India - June 3-7, 2018
Traveling to meet our partners is an incredible way to build relationships and gain a better understanding of their unique needs around the world. Our trip to India (specifically Mumbai and Pune) in June was no different. We had the pleasure of meeting with a number of our partners to learn more about the work they do and how we can help provide better health outcomes for families.
On our third day in India, we met with our partner, Sahara Aalhad, an incredible organization working in Wagheshwar Nagar, India. Earlier this year, we wrapped up a small project with them, and so, we were wanting to learn whether or not a second phase to the project was feasible.
While visiting with Sahara, we were given the opportunity to spend the day with them and meet some of the people they work with. It was a humbling experience to meet these individuals in their community and to witness the work that Sahara does.

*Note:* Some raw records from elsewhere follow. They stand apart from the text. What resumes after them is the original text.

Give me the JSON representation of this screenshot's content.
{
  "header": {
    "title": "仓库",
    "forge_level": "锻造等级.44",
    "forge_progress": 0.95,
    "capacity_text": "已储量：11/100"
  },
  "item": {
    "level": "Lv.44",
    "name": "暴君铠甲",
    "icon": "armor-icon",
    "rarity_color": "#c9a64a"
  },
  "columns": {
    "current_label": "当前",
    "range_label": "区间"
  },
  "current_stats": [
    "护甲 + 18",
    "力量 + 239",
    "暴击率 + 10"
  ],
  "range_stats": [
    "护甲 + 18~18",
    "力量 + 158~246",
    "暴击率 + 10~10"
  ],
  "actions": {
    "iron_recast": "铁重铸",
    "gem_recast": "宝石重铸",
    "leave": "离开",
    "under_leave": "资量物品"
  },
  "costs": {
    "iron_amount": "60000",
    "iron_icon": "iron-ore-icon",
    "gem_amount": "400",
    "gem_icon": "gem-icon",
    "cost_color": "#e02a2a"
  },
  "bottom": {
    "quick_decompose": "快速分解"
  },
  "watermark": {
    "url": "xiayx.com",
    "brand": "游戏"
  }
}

Sahara takes a cross-issue approach -- understanding that it takes a holistic approach to solve complex issues. The intersection of health, reproductive health, women’s rights and economic empowerment are front and centre to the work that Sahara does. By spending the day listening and observing, we were able to gain a better perspective of how to move forward and continue to build out our programming and partnerships in India.
We are thrilled to continue to work with such a progressive organization committed to advancing community health care through their programming. We look forward to seeing how the partnership continues to evolve.
More about Sahara:
Sahara is committed to serving marginalized populations and the poorest of the poor, in the belief that every person has the right to treatment, care and support and to a life of dignity and security. Sahara was founded in 1978 as a drug rehab centre with the programming focused on men. Soon, Sahara realized they needed to develop a program for women as well. Over the years, Sahara has evolved into a care home that delivers medical interventions, including treating patients with severe cases of iron deficiency. They have expanded to do community work that includes medical prevention and education, working to address gender-based violence and skills-based training. Their comprehensive services include nutrition, mentoring, and advocating for people dependent on substances and living with TB and HIV/Aids, with specialized services for widows and children.